İBDA ve onun Mimarı Salih Mirzabeyoğlu sürekli fikir yoklayıcısı, keşfedicisi, sonu gelmeyen bir hareket ve dinamizm ortaya koyucu ve temsil ettiği manaya sımsıkı bağlılığı ve samimiyeti ile tam bir İman ve Tefekkür cehdidir. Mirzabeyoğlu’nun İmânının tezahüre çıkmış hali İslâm’a Muhatap Anlayış zaviyesinden İBDA’dır. Yukarıda ifade ettik İBDA Allah’ın rahmetine giden yoldur. Pazarlıksız Allah ve Resulü demenin, Ehli Sünnet v’el Cemaat seçkinliğinin yolu... Bu manada Büyük Doğu İBDA Külliyatı devasa bir kütüphane halinde arzı endam eder, fizikten biyolojiye, resimden şiire, tarihten edebiyata ve dahi ilmihâlden akaide muazzam bir deryayı içinde barındırır.

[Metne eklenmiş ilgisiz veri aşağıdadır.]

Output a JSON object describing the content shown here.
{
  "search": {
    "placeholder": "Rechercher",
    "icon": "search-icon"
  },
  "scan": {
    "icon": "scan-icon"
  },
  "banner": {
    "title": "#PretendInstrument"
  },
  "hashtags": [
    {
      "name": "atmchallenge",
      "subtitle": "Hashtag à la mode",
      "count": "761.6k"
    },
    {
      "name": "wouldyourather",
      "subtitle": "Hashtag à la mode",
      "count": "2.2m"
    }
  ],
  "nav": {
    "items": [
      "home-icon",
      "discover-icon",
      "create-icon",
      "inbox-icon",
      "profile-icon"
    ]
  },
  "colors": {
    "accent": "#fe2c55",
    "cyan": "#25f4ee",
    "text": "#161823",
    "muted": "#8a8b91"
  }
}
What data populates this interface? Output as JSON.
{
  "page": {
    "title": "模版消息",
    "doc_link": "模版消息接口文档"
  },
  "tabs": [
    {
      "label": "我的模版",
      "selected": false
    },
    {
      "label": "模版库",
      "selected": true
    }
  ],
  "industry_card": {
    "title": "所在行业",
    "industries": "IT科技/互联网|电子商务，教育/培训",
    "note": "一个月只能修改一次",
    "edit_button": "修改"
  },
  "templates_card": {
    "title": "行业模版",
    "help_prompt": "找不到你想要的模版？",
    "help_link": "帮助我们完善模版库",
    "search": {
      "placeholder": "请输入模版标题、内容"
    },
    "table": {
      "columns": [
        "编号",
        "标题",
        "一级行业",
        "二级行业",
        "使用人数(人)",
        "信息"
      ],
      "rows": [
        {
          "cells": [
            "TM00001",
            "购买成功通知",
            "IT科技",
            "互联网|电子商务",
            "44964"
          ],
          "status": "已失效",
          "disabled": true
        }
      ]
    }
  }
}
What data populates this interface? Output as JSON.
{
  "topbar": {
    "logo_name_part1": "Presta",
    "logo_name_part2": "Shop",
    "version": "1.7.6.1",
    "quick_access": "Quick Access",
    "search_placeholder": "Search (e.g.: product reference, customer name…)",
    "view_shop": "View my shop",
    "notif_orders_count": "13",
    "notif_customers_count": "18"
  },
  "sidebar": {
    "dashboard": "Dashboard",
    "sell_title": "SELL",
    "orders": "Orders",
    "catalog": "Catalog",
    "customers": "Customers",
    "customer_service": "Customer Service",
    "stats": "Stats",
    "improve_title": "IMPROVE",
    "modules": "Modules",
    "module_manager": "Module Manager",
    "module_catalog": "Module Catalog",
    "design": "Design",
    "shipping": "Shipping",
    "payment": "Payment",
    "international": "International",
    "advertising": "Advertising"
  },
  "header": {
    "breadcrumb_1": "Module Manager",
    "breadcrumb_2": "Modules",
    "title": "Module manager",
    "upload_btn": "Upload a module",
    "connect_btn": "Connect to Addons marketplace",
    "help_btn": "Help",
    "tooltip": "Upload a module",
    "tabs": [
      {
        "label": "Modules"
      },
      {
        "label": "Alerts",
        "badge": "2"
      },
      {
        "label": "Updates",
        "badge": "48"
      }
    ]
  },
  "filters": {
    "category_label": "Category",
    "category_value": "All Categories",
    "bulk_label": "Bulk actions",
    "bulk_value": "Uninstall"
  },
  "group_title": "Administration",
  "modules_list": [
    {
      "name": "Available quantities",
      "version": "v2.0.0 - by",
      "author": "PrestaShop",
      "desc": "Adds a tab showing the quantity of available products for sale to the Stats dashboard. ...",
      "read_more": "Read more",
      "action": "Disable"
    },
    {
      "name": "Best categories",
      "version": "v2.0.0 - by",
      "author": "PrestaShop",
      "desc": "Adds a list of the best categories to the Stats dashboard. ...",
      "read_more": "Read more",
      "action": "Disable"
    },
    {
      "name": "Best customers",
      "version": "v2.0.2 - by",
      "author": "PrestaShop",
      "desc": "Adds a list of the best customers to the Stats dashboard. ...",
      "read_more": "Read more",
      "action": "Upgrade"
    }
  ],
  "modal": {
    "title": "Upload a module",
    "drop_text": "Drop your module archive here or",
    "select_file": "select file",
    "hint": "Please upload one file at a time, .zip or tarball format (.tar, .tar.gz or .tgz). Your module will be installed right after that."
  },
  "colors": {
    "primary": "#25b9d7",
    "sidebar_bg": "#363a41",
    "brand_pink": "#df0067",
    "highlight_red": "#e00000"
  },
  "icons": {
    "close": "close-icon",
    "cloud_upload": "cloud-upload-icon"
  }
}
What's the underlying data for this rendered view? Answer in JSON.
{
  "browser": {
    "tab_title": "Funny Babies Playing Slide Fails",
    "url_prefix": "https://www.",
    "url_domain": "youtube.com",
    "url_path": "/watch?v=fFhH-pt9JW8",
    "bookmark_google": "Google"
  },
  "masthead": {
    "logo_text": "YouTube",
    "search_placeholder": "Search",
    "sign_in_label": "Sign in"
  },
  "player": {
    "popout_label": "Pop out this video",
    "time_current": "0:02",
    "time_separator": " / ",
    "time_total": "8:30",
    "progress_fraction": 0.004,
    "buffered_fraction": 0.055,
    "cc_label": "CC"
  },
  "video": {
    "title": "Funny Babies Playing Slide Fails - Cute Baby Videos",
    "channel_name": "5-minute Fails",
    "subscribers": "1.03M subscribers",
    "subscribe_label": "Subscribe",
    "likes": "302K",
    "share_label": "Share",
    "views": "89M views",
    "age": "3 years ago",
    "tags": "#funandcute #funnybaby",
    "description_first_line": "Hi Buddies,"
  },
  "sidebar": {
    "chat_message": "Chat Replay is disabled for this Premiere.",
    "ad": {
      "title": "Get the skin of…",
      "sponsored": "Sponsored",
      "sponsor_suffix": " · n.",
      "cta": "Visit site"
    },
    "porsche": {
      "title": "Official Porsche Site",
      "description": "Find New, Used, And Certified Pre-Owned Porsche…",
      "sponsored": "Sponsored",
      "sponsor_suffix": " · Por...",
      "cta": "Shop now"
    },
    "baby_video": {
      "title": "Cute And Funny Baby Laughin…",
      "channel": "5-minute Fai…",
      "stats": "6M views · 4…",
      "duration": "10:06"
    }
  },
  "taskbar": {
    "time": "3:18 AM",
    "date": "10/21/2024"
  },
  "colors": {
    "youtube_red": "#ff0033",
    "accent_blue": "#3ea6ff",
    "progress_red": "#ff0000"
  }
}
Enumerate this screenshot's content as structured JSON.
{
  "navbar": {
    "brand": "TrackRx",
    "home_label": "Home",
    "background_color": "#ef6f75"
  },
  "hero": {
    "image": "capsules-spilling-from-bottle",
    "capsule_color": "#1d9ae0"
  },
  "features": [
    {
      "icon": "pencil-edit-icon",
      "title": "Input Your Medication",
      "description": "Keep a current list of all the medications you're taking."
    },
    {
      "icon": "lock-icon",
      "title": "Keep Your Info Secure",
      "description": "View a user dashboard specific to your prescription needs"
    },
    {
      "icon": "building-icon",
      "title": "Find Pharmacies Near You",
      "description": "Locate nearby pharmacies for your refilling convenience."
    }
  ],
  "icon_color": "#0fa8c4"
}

Ancak bir kesim İbda içinde beklediği rantı görmediklerinden olsa gerek dillerinde “ilim ilim diye” gevelediklerini bir türlü icraata dönüştürememektedirler. Gözlerin körlüğü belki yardımı gerektirir lakin akılların körlüğü neyi gerektirir. İBDA mimarının deyişiyle «-İlim Çin’de de olsa, dileyiniz!, hadisini tekerleme gibi söyledikten sonra herkes istediği gibi saçmalayabilir! Ama ne kabak cinsi muharriri, ne de ilim adamı geçineni, İslâmî tefekkür zaviyesinden ele aldığımız meseleleri anlamaz ve niyeti de yoktur. DİLESENİZE!» İslâma Muhatap Anlayış,208)

Bu çerçeve İBDA kana kana içilecek ve içtikçe sonsuz doğru akış halinde çoğalan ve tükenmeyen bir hazine halinde bir pınardır.

 

İBDA-C VE KENDİNDEN ZUHUR

 

Yukarıda söyledik, İBDA; ne yeni bir mezhep, ne bir tarikat, ne bir parti, ne bir dernek ve ne de bir örgüttür. O Allah’ın rahmet kapılarını sonsuza kadar açan İslâma Muhatap Anlayış Davası sorumluluğunu yüklenmiş bir fikir ve aksiyon hareketidir. Cemiyetin en küçük ferdinden en yücesine, toprağın içindeki en küçük canlıdan gökteki görünmez en güçlü varlığa kadar Mutlak Fikrin kanatları altına alınıp Allah’ın ahlakıyla ahlâklanma ve tertemiz pırıl pırıl olarak her şeyi orijinal halinde muhafaza etme ve onu kendi fıtrat dairesi içerisinde yüceltme şuurudur.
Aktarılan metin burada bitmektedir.